Human trafficking and the outcomes of this horrible practice will find fewer and fewer places of harbor. The United Nations has made the prevention of human trafficking a top priority and every day businesses and managers engaged in this practice are discovered, fined, or prosecuted.
- Trends in globalization have increased exposure of companies to victims of human trafficking.
Globalization has created an environment where supply channels, financial resources, markets, and opportunities can be found worldwide. Unfortunately, globalization has also created unprecedented exposure to labor pools that may be comprised of human trafficking victims.
- Exploitative working conditions are not ignored by the media, law enforcement, shareholders or investors.

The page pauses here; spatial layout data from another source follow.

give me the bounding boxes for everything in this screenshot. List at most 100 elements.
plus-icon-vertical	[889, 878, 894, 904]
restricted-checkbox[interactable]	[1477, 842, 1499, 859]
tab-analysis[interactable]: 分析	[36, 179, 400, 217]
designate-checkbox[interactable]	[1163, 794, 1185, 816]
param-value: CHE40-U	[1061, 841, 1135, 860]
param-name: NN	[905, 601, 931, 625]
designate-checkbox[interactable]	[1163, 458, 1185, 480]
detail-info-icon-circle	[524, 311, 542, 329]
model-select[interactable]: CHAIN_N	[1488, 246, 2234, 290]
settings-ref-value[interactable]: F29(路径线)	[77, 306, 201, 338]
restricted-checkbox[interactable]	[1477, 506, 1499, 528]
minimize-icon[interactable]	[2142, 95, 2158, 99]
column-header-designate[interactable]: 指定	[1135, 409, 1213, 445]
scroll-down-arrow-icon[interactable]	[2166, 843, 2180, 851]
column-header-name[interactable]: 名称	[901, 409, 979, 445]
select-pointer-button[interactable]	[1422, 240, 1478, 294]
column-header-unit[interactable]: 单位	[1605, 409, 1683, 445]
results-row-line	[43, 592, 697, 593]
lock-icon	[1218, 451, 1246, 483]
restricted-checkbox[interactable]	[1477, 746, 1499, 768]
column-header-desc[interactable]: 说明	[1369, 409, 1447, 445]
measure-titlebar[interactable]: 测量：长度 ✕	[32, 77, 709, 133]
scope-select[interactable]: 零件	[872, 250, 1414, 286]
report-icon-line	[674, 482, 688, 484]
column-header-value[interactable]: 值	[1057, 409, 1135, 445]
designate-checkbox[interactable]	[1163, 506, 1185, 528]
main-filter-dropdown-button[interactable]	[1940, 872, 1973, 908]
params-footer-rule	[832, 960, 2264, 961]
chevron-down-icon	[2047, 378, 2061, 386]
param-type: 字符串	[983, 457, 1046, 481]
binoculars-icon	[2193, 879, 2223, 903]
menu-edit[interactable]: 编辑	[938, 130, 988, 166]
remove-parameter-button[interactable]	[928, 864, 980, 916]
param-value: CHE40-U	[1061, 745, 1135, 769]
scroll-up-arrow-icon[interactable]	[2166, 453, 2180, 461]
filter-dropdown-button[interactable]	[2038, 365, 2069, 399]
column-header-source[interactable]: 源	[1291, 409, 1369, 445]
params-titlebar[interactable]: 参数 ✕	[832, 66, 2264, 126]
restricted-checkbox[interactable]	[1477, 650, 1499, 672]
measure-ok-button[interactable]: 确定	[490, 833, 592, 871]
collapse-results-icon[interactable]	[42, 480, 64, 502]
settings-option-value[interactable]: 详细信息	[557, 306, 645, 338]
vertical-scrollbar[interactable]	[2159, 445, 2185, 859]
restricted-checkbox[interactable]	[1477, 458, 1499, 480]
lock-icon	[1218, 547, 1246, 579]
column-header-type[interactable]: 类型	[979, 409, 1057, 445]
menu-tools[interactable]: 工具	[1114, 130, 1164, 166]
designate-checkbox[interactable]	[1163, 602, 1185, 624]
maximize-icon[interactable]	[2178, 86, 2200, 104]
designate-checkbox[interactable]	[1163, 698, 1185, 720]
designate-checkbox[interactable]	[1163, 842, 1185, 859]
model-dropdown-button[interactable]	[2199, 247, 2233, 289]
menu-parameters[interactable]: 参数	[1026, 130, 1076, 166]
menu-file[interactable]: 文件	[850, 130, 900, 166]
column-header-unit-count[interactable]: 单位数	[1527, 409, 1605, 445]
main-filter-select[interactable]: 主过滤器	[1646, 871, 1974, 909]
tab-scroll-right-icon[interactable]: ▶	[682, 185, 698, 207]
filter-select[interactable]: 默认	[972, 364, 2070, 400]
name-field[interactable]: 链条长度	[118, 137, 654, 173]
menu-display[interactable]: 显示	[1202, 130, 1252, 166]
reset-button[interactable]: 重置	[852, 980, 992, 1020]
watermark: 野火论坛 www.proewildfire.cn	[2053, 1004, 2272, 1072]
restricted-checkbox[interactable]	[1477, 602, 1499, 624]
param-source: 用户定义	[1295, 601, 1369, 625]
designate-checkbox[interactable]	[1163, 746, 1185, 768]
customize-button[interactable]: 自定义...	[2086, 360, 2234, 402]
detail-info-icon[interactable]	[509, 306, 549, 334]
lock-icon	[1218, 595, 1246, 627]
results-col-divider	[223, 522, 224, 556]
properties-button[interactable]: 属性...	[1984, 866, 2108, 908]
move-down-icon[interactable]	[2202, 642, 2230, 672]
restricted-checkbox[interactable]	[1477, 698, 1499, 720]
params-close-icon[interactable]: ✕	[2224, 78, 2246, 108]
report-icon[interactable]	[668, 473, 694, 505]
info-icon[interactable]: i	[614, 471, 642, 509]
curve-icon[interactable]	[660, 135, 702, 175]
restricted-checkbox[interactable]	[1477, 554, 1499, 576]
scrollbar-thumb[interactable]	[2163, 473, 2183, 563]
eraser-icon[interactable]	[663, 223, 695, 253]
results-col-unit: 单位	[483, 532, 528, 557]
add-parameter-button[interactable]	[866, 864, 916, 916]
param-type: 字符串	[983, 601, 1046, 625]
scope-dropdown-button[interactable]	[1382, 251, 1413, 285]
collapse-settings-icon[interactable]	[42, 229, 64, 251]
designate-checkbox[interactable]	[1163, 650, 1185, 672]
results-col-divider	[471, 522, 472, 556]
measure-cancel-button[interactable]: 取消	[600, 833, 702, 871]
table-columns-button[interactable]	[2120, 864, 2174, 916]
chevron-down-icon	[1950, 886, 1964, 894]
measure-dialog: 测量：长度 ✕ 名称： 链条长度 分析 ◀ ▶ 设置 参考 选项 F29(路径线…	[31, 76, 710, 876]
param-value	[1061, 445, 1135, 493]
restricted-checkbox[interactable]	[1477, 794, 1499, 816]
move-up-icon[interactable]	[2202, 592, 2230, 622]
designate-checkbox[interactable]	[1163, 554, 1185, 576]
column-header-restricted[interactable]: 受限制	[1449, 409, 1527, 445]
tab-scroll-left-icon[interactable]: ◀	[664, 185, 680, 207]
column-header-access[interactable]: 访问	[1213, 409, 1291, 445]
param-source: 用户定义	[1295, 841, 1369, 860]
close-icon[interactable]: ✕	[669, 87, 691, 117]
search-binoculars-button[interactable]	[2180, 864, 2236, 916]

Just search the Internet for "human trafficking" and businesses and the stories begin to pour forth. You've also heard the stories of major companies, clothing lines and manufacturers who were discovered with human trafficking victims in their operations.
Publicity of this type negatively reflects on the customer population. Investors, shareholders, and board of directors often react negatively to such practices.
- Human trafficking is one of the most severe violations of human rights.
Slavery in today's society. What more needs to be said? Victims are provided to companies to work in environments and conditions so harsh that they would leave if they possibly could, but they cannot.
They are forced to work to pay off fees related to their procurement, fees that would take years to and, in some cases, can never be paid off. Prisoners, adults or children are compelled to work, with no or little pay, and for so many hours in a week there is little time for health or hygiene.
People are locked inside of workplaces, stripped of their identity documents and are not free to leave. These are just some of the types of human rights violations that emanate from human trafficking.